The UK government’s Autumn Budget has introduced significant tax hikes on remote gambling activities, directly impacting online casino licensed by the Gambling Commission. Remote gaming duty — the primary tax on online casino GGR — is set to increase from its current rate to 40% starting next year. Concurrently, the remote betting duty will rise to 25% from 2027. These adjustments follow the implementation of the statutory gambling levy in April 2025, which replaced voluntary contributions and has already generated nearly £120 million annually for research, prevention, and treatment of gambling-related harms.

Industry observers note the measures aim to ensure fair contributions across operators and address high-risk products like online slots. However, critics argue the cumulative burden — combining the levy, stake limits, and now elevated duties — could drive players and operators toward unlicensed offshore platforms. Discussions highlight uncertainties around the Office for Budget Responsibility's £1.1 billion revenue forecast, with some analysts questioning whether the hikes will achieve fiscal goals without eroding the regulated market share.

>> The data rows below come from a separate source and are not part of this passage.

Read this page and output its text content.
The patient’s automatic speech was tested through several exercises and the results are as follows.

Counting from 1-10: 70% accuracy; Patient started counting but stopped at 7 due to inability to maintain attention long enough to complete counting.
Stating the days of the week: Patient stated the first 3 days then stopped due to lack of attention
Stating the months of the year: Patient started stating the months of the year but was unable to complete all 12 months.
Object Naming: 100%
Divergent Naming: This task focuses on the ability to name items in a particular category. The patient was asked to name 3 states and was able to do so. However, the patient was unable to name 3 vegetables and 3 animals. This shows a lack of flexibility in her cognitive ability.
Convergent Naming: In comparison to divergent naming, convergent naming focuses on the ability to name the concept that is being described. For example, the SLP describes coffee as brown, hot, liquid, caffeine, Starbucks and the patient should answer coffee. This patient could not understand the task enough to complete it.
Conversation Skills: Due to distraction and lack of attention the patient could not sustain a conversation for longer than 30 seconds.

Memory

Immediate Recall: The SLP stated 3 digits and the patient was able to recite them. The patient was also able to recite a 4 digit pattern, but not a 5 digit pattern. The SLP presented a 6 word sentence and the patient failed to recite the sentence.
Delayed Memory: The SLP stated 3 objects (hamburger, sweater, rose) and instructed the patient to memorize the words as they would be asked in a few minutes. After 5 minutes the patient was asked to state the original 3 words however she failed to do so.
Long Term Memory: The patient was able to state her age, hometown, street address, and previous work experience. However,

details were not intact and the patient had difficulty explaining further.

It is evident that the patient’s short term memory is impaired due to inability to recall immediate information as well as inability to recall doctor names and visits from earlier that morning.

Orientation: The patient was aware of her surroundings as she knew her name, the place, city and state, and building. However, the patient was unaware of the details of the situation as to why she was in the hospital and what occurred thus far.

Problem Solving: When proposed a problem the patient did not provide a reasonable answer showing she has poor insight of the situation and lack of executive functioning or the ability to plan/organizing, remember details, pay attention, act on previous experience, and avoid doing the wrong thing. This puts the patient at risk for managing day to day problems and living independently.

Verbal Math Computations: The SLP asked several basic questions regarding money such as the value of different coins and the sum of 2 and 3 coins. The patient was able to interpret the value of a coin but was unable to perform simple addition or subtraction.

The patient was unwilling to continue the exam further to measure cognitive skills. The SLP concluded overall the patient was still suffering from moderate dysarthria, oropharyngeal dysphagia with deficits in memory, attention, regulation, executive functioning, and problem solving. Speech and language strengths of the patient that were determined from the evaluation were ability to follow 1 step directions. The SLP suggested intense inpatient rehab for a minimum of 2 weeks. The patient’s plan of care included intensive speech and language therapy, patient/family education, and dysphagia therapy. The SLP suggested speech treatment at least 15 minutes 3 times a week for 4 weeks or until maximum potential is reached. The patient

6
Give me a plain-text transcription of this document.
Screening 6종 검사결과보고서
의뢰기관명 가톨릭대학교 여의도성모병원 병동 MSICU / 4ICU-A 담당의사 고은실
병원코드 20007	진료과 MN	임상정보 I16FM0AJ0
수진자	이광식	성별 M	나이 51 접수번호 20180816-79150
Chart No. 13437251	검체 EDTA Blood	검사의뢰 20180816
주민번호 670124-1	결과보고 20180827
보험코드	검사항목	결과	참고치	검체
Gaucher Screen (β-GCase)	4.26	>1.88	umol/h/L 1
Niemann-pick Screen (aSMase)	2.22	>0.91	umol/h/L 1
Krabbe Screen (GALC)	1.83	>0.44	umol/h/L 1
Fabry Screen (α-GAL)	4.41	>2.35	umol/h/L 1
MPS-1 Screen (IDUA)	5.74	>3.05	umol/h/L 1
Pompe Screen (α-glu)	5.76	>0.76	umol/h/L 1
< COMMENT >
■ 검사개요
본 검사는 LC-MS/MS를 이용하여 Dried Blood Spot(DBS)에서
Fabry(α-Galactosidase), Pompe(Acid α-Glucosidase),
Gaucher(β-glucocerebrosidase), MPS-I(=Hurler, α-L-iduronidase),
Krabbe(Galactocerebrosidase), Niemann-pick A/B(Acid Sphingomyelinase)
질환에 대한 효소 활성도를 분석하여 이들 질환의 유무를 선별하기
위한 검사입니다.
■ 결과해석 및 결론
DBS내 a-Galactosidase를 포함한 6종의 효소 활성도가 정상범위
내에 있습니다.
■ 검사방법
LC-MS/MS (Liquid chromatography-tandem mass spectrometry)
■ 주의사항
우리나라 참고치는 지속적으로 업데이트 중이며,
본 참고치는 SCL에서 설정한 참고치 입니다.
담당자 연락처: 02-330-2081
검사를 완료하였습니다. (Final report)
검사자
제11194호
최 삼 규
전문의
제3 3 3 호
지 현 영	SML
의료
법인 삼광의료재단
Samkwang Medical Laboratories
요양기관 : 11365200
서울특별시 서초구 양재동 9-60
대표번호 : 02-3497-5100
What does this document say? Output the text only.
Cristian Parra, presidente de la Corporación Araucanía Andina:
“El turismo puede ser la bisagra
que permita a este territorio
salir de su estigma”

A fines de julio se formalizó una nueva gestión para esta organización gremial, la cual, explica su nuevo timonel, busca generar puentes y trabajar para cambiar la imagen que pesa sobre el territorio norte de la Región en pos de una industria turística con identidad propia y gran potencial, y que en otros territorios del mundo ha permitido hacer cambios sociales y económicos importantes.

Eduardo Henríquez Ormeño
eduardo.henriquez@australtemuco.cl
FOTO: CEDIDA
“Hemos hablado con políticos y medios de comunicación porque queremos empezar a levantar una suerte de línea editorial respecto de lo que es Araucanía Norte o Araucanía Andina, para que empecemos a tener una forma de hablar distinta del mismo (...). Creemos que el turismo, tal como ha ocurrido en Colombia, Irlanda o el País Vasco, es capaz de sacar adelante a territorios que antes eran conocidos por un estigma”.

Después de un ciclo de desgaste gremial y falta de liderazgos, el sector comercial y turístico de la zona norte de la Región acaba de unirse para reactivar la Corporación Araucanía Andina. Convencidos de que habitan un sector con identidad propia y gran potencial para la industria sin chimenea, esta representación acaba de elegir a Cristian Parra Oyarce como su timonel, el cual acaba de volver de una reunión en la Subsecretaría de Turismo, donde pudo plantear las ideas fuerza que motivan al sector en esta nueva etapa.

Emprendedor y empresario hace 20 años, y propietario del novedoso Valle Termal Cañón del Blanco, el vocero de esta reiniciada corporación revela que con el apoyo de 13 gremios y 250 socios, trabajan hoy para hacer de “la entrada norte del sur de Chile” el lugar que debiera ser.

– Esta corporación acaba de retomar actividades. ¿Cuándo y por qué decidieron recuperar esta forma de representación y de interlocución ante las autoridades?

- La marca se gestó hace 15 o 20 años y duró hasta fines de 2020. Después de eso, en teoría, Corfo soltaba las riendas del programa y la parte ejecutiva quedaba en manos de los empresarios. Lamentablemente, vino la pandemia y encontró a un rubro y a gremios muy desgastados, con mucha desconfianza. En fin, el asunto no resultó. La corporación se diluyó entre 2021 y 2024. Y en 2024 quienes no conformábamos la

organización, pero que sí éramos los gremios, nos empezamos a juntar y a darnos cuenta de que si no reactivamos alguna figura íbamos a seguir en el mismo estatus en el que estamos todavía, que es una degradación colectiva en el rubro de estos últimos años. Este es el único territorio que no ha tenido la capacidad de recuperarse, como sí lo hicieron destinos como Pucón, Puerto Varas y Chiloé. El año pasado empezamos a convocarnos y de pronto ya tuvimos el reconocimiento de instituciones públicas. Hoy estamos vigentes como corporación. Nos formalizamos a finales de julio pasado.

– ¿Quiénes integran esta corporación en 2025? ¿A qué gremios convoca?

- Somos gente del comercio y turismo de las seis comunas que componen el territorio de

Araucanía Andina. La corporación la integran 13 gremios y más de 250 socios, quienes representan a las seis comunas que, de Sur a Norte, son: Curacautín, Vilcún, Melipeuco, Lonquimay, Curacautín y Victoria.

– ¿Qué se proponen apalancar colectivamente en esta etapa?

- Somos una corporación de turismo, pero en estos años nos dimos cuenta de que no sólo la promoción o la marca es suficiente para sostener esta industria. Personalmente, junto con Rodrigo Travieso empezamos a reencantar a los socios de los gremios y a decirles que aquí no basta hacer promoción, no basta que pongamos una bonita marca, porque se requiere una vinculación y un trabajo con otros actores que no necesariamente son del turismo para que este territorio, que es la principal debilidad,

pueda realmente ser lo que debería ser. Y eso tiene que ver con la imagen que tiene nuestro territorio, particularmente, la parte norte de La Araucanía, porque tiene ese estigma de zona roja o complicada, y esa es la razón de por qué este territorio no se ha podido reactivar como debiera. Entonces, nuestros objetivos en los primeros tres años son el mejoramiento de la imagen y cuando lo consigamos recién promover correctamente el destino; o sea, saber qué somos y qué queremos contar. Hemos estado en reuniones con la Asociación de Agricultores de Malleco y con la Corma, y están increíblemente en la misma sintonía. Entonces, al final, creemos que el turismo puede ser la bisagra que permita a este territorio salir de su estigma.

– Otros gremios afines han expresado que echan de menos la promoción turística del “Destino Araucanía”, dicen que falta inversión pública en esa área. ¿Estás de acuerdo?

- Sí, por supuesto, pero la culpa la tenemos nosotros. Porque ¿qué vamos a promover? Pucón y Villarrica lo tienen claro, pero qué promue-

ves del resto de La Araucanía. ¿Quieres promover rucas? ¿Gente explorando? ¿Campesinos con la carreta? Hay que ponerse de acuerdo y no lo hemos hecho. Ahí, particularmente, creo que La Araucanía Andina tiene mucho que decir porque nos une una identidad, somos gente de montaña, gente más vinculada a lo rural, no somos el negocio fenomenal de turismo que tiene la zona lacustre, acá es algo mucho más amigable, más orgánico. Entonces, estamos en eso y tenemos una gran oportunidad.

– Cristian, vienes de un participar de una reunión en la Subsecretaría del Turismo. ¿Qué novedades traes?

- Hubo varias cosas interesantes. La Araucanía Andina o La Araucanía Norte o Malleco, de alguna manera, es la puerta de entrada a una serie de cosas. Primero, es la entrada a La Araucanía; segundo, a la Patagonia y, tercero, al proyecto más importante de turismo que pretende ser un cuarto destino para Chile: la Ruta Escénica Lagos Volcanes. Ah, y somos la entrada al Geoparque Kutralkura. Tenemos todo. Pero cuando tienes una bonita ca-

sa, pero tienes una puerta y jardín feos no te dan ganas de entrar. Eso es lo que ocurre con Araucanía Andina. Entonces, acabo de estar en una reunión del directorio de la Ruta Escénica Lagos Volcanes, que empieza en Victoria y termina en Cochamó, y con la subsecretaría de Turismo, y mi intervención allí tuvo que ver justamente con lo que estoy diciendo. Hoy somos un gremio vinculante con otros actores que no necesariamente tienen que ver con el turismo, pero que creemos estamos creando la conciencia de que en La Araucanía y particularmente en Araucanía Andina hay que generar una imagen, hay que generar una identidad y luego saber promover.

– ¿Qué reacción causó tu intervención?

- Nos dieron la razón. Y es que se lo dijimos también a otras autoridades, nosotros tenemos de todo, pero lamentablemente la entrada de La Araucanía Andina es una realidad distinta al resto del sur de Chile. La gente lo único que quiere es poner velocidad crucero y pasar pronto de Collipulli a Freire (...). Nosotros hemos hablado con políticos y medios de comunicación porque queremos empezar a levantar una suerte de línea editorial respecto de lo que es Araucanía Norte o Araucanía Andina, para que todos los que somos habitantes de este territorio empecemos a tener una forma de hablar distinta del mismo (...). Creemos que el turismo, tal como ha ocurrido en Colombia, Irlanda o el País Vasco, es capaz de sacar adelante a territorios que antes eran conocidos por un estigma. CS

For the global online casino industry, particularly in Europe, where the United Kingdom remains a key benchmark, these developments underscore ongoing tension between harm reduction policies and commercial sustainability. Operators may need to adapt through cost efficiencies, product diversification, or enhanced responsible gambling tools to maintain margins. The changes also signal continued regulatory tightening in mature markets, potentially influencing approaches in other jurisdictions, balancing player protection with industry viability.